There are times when store personnel think they handled a customer situation correctly, Heath said, until feedback from the secret-shopper program shows the customer had a very different view of the scenario. The group's Watertown General Motors store, as well as Davidson Chevrolet-Buick-Cadillac-GMC of Rome, N.Y., have used secret shoppers since before Heath joined the company 12 years ago. General Motors used to require dealership participation as part of its reputation-management efforts, Heath said, but participation is now voluntary.
The two Davidson stores, which each sell an average of 75 new and 60 used vehicles per month, stuck with the program. Store managers found it boosted profitability by helping create a better customer experience, which after all is "what drives [consumers] to the dealership," Heath said. He didn't share numbers on how much the program helps the bottom line, calling it difficult to quantify.
But if the stores aren't properly taking care of customers, "we're not going to see them again," Heath said.
"They can find the same product at other stores and get similar pricing ... and loyalty to dealerships is at an all-time low," he said. "So the only way to drive loyalty and repeat business is to take care of that customer and make sure their experience is above what they've experienced in the past at other dealerships."
BestMark Inc. administers the program, sending some of its more than 500,000 trained secret shoppers (all independent contractors) to clients' stores to test customer service.
For dealerships, BestMark suggests four sales and four service visits a month, given the high turnover in the industry. The results help dealership managers understand the best practices that drive customer retention and aids in planning, employee training and increasing operational efficiency, said Dana Stetzer, director of operations at BestMark.

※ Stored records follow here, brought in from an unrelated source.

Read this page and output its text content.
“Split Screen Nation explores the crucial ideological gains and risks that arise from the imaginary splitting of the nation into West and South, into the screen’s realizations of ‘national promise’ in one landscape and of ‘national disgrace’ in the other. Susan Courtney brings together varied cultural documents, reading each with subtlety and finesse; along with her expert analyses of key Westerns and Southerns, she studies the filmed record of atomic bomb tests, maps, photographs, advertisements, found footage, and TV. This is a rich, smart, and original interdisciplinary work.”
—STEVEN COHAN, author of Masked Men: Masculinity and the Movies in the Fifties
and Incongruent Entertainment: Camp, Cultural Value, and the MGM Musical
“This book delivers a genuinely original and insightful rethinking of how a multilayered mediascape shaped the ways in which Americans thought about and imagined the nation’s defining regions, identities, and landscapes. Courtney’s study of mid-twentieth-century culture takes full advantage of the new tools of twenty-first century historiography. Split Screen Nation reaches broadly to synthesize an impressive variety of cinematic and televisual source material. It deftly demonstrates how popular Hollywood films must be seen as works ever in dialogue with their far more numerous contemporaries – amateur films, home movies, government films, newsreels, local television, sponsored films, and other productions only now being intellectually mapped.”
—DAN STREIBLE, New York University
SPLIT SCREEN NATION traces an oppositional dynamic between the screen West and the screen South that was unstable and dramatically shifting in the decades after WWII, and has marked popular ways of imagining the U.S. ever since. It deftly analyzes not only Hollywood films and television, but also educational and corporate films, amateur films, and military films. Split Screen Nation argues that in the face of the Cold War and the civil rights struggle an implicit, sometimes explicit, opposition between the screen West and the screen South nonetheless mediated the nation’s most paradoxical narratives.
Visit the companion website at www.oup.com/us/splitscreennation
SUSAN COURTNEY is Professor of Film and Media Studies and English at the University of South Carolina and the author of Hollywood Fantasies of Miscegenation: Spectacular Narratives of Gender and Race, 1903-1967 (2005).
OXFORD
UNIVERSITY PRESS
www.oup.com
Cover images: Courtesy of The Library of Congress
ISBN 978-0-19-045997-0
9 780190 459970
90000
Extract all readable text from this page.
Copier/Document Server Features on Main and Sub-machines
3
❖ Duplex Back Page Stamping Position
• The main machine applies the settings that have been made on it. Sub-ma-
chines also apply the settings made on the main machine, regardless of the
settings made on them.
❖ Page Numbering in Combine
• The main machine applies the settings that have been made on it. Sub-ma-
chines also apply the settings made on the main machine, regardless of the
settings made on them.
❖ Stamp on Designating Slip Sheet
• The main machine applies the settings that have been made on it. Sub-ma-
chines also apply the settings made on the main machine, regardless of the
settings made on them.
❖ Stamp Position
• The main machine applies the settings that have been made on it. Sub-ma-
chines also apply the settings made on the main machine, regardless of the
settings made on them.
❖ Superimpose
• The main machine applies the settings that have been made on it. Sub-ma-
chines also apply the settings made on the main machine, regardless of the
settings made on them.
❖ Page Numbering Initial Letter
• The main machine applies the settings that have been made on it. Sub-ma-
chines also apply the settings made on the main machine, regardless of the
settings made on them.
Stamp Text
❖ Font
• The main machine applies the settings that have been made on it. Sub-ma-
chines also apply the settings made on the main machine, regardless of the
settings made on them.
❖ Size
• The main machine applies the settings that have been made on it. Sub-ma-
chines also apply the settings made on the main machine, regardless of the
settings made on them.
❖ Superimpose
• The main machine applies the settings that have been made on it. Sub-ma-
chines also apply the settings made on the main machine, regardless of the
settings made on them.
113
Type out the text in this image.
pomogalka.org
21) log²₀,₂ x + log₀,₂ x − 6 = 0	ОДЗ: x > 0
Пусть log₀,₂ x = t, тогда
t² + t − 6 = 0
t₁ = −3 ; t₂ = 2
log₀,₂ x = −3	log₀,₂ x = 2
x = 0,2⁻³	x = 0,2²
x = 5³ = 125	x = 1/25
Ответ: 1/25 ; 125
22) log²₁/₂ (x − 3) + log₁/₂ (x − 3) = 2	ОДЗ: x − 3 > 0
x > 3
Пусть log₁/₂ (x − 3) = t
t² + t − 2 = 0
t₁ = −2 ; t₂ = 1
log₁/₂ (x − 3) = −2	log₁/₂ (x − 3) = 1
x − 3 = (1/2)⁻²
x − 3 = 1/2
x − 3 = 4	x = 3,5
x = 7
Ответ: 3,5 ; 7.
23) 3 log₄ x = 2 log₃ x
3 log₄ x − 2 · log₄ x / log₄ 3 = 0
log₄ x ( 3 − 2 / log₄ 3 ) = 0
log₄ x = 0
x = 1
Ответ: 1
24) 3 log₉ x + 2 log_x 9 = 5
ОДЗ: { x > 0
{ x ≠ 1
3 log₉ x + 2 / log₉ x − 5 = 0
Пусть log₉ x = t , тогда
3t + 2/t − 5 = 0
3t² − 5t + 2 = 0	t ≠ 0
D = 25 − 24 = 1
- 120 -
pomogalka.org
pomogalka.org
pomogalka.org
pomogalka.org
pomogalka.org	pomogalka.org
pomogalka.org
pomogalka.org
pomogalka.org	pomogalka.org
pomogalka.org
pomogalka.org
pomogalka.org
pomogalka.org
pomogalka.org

BestMark also recommends secret-shopping phone and Internet salespeople. "It's important to touch people at dealerships in all the different ways a customer typically would interact with them," Stetzer said.
To keep secret shoppers from being recognized as "plants," they're not allowed to go back to the same client for at least three months. Some dealerships — especially those in remote areas with smaller customer bases — prefer a six-month wait. Dealerships sometimes ask BestMark to secret-shop competitors, Stetzer said.
Shoppers are instructed beforehand what to look for, based on input from the client about possible customer service deficiencies. At a dealership sales department, for example, they might be instructed to watch for how long it takes before they're greeted and whether salespeople are upselling properly. Shoppers compile a report that is edited by BestMark experts and submitted to the client, Stetzer says.
For Davidson, the program is aimed at ferreting out customer-service deficiencies. Those provide teachable moments where managers can coach employees and remind them of basic protocols and processes, Heath said. It's not about finding "gotcha" moments — the dealership shares the positives, too.
"We can preach about good attitudes and processes and procedures, but when they hear they did a good job and handled a situation correctly, you get complete buy-in," Heath said, noting that employees know the company uses secret shoppers. "And once you have their buy-in, you've created a positive culture."
Heath said the program's emphasis on catching employees doing things correctly, as well as spotting deficiencies, helps minimize turnover. Among the 25 salespeople at the two GM dealerships, turnover is minimal, with an average tenure of about 10 years.
Davidson pays BestMark $2,367 per dealership per year to have the two GM stores secret-shopped. That covers 54 secret-shopper visits per year per dealership — 27 for sales and 27 for service. The contacts are divided equally among in-store, Internet and phone touchpoints.
It's been a worthwhile investment, Heath said.
"It's not terribly expensive," he said. "Some dealers may not do it because they look at it as yet another expense, but that's short-sighted. I'll gladly pay a couple hundred dollars a month for such valuable feedback."